Sex and the City really has a lot to answer for. Apart from the fact that nearly all my married friends think I live the high life – for the record, I’m mostly Miranda with the occasional habits of Samantha – this programme has made it de rigeur to be fashion conscious in all aspects of one’s appearance. Yep, fashion conscious from your Hollywood Blow-out to your Bollywood waxed bits. Ouch! As if women didn’t already have enough pressure to conform.
Now, when protocol demands, I can be suited and booted, and I’m not averse to eye liner and a good dollop of lippie! Like most women, I have partaken of the ‘I’m not going to sleep with him on the first date’ bikini, leg and underarm wax – but…only when the boy is suitable and a good kisser! In that order!

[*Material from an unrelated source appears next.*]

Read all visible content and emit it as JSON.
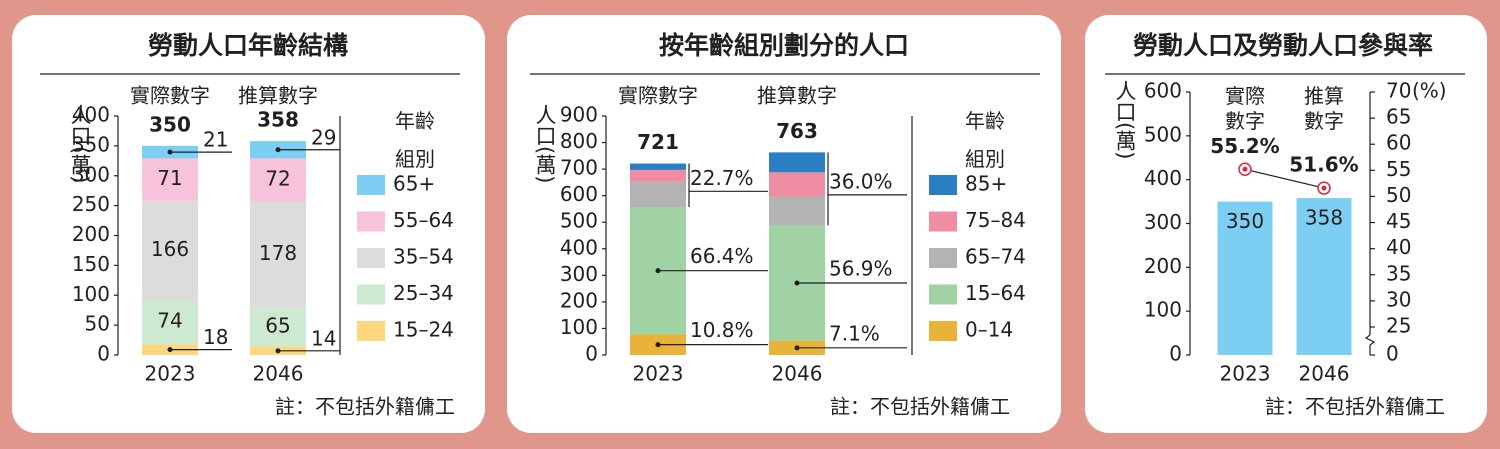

Still, I was mildly horrified this evening to see a programme describing something called ‘vejazzled’. No, not a Hollywood musical – I think the shrieks resulting from this procedure resemble caterwaul rather than cantata. Apparently this is all the rage. In fact, this modern travesty emanates from the porn industry, where wax off guarantees whack off. Ouch, Ouch, Ouch! Only in the mind of a fat, balding, middle-aged sociopath with a camera and and an inferiority complex, can it be a turn on to wax your foo-foo into oblivion and then stick rhinestones on it! OMG! Why?
Apart from the practical considerations – seriously guys, this must be like doing a velcro vagina or a broken bottle – how on earth do you cope with the regrowth. And what happens when the superglue dies and the shiny bits fall off? And why would you do this on a first date…it’s the sticker equivalent of a neon sign that says ‘enter here’. Tacky. In all senses of the word! No.Thank. You!
I’m certainly no prude, but I’ve decided a bird in hand is probably better than a bush that lights up when you remove it’s underwear.